特别强调中国银行业巨大进步的原因在于作为一个多年银行从业者,我经历过中国银行业整体“技术性破产”的忐忑期,也经历过全面学习和实践先进风险管理技术特别是巴塞尔资本协议的兴奋期,更经历过一遇到风吹草动就铺天盖地质疑的尴尬期。我们来之不易的成绩,不仅是各方面付出和能力提升的结果,更是我们正视不足和解决问题的基础。成绩和不足的分析,总是“仁者见仁,智者见智”,但有几点应该引起大家的关注:一是深刻理解巴塞尔协议。持续演进的巴塞尔资本协议,不是某几个人搞的文字游戏,而是有着现实基础和理论根基的鲜活体系,需要秉持专业态度透过协议本身,理解现代银行风险管理的精髓。二是准确评价全球实施进展。很多人仅从字面意思,推断欧洲、美国等主要经济体不重视资本协议的结论。实际上,无论是欧洲还是美国,在很多方面比如压力测试等,根据自身情况采取了更严格的标准。三是警惕 2017 年以来一些美国政治家不断要求调整国际金融危机以来所谓“过严”金融监管政策的舆论倾向。一般来说,人们都会避免被同一块石头重复绊倒,但随着时间的推移,侥幸心理会越来越冲淡被石头绊倒的痛苦记忆。

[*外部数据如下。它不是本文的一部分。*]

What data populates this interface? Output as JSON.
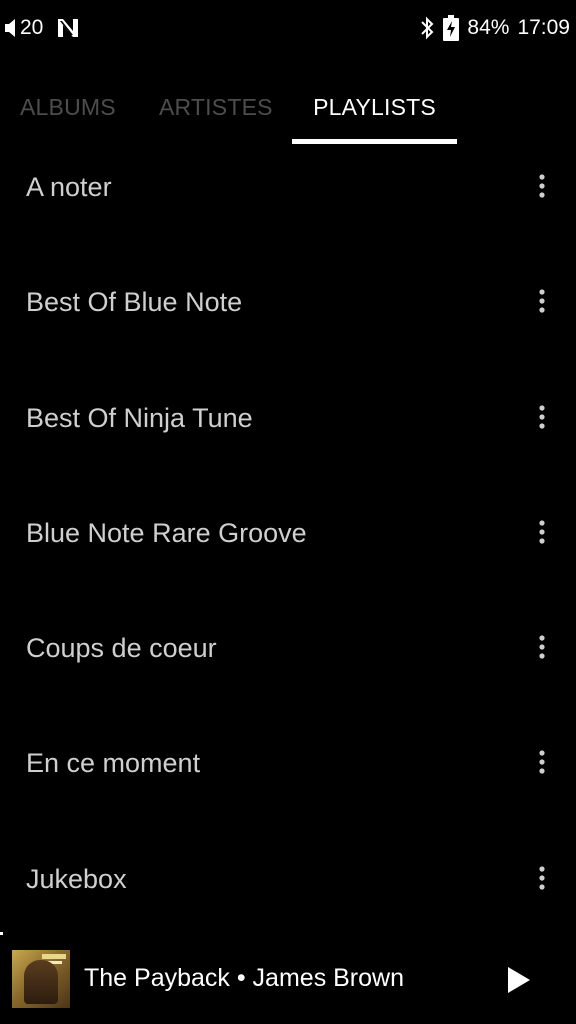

未来全球金融是否会被同一块石头再次绊倒?中国金融改革发展战略到底应该怎样选择?至少有一点是可以肯定的,中国金融业的改革发展有自己的特色和路径,虽然我们认为它不一定是最好的,但它是切合当时中国实际情况的,我们的探索还在继续进行。今后中国的金融改革和银行业的发展,应当紧紧围绕实体经济的金融需求,广泛吸取和借鉴国际经验教训,寻找中国金融改革发展的内在驱动力。虽然中国银行业的进步很大,但是我们的基础还很薄弱,结构性问题依然突出,仍要不断地继续探索,我们似乎又到了十字路口。